Una posibilidad es poner un puente rectificador a la entrada de la bateria ... solo te cae un poquito la tension y no te pasa mas.. pero es dificil conectar una de esas al reves!! como hiciste?


----------



## walter leonardo (Mar 15, 2012)

jeje si es verdad,estaba medio distraido y solo la apoye haciendo contacto por unos segundos y me di cuenta y despues lo coloque bien en la ficha y ya no andaba.

1_Un rectificador de media onda u onda completa?
2_Si son de germanio los diodos mejor?
Digo por la poca caida de tension que tienen.


----------



## AntonioAA (Mar 15, 2012)

Onda completa te independiza totalmente . con un solo diodo evitas que se queme .
germanio no se usa para esto ...


----------



## AMiranda (Mar 15, 2012)

walter leonardo dijo:


> Si quitas el condensador de 4.7uf creo que se quemaria el circuito y el potenciometro ya esta puesto en el circuito a la salida.



¿quemarse? ¿por qué? si no me equivoco el condensador es de acople y serviría para quitar la contínua de la señal alterna.

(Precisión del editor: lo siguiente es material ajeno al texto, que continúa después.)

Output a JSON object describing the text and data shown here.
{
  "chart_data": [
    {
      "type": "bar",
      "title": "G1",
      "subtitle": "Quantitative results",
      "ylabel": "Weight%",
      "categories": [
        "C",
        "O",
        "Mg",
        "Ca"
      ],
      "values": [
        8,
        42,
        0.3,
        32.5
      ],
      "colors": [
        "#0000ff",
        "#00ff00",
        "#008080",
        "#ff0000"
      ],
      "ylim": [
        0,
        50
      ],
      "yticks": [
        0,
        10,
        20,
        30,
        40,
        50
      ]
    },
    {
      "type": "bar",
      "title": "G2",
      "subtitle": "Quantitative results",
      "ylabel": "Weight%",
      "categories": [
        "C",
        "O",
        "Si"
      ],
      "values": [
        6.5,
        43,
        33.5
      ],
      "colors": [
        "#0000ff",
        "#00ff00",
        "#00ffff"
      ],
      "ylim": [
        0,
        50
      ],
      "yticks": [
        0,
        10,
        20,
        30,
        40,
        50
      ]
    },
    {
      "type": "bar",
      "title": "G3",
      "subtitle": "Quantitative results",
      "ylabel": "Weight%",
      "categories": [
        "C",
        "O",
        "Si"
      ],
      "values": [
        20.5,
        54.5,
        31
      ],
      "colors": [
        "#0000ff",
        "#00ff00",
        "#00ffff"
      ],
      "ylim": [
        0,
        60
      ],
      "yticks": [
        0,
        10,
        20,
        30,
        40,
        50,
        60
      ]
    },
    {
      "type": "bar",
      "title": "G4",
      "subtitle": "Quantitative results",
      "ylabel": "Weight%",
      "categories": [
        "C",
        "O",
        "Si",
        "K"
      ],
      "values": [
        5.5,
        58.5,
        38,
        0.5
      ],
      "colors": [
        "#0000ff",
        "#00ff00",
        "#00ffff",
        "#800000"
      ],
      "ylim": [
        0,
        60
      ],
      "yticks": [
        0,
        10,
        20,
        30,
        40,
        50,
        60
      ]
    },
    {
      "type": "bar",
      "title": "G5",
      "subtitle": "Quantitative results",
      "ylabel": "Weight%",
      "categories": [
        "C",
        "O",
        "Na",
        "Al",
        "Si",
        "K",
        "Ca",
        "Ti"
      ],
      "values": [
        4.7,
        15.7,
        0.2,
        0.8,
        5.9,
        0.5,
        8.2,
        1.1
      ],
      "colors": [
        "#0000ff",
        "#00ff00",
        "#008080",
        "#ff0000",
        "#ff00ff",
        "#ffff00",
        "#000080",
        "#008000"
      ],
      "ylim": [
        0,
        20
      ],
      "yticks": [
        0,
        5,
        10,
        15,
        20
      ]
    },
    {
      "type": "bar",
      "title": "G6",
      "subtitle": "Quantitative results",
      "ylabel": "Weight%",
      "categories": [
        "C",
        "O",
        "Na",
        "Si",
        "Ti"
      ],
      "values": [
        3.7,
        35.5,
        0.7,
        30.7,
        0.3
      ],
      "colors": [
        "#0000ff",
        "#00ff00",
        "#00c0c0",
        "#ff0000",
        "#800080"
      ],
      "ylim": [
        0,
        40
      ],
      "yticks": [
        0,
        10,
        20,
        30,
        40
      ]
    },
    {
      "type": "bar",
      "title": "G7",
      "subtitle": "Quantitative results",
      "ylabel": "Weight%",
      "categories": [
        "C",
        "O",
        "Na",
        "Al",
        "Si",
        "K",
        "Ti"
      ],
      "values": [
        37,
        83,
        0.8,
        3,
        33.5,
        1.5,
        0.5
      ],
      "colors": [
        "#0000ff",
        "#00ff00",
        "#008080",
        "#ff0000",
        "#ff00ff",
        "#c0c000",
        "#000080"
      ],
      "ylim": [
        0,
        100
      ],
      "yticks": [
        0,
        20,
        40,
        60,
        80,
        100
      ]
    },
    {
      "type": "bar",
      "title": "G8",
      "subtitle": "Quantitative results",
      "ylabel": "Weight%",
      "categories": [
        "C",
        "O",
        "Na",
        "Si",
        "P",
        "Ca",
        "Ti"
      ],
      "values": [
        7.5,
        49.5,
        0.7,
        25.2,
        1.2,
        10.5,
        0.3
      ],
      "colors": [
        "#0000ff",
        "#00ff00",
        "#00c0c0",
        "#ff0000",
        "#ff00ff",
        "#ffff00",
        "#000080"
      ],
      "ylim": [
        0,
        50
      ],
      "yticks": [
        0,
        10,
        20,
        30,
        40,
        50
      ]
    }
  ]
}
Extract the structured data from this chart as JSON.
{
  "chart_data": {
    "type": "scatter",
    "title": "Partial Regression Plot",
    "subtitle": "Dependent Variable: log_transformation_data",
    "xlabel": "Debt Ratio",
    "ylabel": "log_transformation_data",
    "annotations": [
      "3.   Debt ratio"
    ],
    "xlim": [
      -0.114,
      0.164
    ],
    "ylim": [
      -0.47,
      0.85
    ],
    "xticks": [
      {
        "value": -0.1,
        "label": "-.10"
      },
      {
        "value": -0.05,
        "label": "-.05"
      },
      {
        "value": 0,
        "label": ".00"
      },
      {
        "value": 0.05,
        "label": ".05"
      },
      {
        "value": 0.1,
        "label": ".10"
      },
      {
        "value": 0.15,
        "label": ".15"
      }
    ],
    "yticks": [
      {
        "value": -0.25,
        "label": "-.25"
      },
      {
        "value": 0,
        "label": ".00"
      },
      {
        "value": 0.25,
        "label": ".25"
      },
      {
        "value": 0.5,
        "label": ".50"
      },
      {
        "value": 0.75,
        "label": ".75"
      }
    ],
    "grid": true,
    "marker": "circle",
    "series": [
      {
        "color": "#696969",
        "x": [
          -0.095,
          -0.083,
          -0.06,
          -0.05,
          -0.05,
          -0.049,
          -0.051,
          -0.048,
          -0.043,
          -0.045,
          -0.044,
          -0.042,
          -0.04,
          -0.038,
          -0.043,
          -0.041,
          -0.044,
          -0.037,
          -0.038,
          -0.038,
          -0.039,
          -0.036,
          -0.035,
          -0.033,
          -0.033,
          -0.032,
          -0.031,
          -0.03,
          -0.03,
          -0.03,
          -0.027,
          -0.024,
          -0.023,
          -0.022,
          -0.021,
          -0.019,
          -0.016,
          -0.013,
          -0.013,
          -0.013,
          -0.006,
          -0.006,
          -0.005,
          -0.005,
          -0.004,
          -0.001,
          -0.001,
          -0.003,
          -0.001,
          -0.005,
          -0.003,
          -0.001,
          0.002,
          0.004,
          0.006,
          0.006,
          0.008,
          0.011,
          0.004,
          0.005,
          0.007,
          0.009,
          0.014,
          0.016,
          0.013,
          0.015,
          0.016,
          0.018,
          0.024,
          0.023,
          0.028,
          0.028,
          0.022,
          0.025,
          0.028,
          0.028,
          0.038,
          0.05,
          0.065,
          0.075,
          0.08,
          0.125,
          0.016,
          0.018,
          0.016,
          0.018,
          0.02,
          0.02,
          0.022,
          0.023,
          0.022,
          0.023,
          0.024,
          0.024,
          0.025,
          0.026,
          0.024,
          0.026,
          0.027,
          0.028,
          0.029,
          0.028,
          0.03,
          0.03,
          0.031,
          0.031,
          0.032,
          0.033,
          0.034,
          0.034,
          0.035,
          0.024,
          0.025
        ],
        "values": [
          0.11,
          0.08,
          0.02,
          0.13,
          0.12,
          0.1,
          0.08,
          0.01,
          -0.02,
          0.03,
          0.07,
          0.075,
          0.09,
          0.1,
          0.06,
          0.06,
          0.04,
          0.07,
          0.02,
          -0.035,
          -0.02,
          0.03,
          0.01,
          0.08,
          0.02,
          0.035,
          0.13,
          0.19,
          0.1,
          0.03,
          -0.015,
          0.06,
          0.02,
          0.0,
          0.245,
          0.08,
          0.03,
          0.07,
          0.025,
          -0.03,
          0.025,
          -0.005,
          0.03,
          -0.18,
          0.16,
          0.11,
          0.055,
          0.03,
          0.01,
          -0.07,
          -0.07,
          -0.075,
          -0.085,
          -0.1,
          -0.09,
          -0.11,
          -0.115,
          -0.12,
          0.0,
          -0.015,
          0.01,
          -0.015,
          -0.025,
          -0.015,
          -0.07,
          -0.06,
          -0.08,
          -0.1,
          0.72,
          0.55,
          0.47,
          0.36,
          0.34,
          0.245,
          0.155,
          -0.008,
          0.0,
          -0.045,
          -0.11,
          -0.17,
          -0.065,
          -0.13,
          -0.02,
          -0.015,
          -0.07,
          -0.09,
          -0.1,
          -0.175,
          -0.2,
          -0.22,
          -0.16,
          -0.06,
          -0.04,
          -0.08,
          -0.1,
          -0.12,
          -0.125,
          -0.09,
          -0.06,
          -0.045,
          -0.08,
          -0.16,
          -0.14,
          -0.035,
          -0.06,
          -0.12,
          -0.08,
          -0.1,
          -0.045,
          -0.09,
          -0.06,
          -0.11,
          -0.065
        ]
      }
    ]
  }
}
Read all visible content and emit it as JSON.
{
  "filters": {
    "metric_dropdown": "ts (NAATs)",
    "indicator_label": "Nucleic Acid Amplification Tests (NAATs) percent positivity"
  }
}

¿cómo se va a quemar el potenciómetro sólo con 9voltios? 

¿álguien puede explicar?



Fogonazo, los dos condensadores que mencionan que son opcionales, se podrían usar incluso dos como vi en un diseño tuyo (el previo de válvulas) por el tema de la ESR creo recordar?


----------



## hectorar79 (May 8, 2012)

Hola, bueno seguramente ya resolviste tu problema pero para los que se quedaron con la duda:
El problema que tienes es por interferencia ambiental que capta el circuito de este preamplificador, tú mismo das la respuesta cuando dices que al tocar masa o negativo el ruido desaparece, con esto mandas cualquier interferencia a tierra, haces bien en usar cables tipo coaxial pero el propio circuito debe de estar también blindado, busca la manera de “encapsularlo” y mandar ese encapsulado a tierra, es decir, al negativo de la batería de 9 volts.
Recuerdo que yo tuve un problema así en un preamplificador para micrófono eléctrico que diseñe para cámaras de CCTV, el diseño era tan pequeño físicamente (más pequeño que una memoria USB) que no necesitaban gabinete alguno, simplemente los forraba con termofit pero captaban mucha interferencia electromagnética, así que después del termofit use papel aluminio para forrarlos nuevamente y después otra capa de termofit, como el papel aluminio tocaba el casco de los micrófonos el resultado fue un excelente blindaje aterrizado y el problema se corrigió. Suerte.


----------